What started out as a peaceful demonstration of people power had turned violent by Wednesday afternoon. Police fired on protesters attempting to storm the presidential palace, with media reporting eight injured at 4:00 p.m.

The crowd, according to some estimates, numbered more than 20,000. Some chanted ”justice!” while others, less peaceably inclined, shouted “Death to the Taliban!” “Death to Da’esh!” or even “Death to the government!”

It was a day when people all over Afghanistan sat glued to their televisions, trying to follow the breaking news. The tech-savvy monitored Twitter and Facebook, where discussions, sometimes heated, closely mirrored events.

The cause of all the furore was the beheading of seven hostages — including women and children — in the southern province of Zabul. The slain were members of the Hazara ethnic minority, who had been captured some five? months ago by militants Ghazni province.

It is still not known who kidnapped them; it is also not completely clear who killed them. The government just says it was terrorists; the Taliban claim it was members of D’esh, as the Islamic State is known in this part of the world. Still others say it makes little difference; those calling themselves Da’esh are simply members of Taliban splinter groups, who are now warring among themselves.

But for the thousands who turned out in the cold and rain to carry the bodies through the streets of the capital, it was clear where the blame lay: the coffins were placed in front of the presidential palace, the Arg.
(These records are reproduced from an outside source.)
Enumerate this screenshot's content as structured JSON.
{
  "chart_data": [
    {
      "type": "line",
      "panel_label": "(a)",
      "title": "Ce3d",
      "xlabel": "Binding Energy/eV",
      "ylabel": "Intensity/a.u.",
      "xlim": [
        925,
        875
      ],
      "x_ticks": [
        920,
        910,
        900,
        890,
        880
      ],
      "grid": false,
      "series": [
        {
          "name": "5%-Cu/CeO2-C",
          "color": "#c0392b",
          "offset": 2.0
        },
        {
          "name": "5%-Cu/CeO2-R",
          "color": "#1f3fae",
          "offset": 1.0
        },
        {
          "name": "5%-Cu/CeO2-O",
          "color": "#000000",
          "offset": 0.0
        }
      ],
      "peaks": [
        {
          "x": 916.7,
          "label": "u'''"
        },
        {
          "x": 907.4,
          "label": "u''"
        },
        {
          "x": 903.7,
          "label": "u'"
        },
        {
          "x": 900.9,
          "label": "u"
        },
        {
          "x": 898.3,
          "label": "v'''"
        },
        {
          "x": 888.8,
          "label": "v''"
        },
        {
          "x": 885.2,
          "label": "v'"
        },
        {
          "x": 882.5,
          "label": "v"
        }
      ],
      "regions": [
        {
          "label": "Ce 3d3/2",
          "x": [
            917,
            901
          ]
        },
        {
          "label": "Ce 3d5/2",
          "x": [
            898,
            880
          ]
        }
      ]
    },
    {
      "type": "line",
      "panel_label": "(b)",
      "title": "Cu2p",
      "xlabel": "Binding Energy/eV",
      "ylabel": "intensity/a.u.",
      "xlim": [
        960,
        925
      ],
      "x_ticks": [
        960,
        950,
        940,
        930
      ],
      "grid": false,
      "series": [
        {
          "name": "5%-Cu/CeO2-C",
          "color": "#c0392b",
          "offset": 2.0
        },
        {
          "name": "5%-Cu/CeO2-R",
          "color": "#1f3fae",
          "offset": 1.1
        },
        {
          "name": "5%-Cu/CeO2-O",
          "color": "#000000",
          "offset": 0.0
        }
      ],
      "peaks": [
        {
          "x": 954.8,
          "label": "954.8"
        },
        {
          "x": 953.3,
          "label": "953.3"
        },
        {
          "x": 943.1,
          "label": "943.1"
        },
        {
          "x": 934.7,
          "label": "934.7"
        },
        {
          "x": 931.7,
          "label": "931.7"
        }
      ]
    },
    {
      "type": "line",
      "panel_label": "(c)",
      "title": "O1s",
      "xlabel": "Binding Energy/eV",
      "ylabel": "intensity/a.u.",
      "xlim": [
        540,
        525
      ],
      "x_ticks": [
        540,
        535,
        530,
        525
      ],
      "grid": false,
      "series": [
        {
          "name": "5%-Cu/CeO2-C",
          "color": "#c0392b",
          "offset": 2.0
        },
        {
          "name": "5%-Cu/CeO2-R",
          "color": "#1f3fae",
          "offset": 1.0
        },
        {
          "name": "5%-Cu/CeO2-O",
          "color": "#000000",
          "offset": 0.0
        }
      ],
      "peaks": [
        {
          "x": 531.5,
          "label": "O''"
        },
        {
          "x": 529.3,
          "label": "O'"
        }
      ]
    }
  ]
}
The dead had had a long and arduous journey to that exalted place. They had been taken from Zabul to Ghazni City. It was there that a crowd gathered and decided to take the bodies to Kabul, show them to the government, and demand action.

They loaded the dead onto trucks, and on Tuesday morning they began their trip. Government forces stopped them at least twice, but by nightfall Tuesday evening they had reached the outskirts of Kabul. Protesters stood watch over the bodies all night.

The demonstration, despite the huge numbers and high emotion, was initially peaceful.

The day began with Afghanistan’s various ethnic groups at odds, at least judging by social media traffic. On Twitter, hashtags such as #StopKillingHazaras and #StopHazaraGenocide drew followers, while members of other ethnic groups protested all the attention being given to a small minority.

But the sniping stopped as the day wore on; by afternoon it was #AfghanUnity that won the day.


The common enemy by day’s end seemed to be the Afghan government.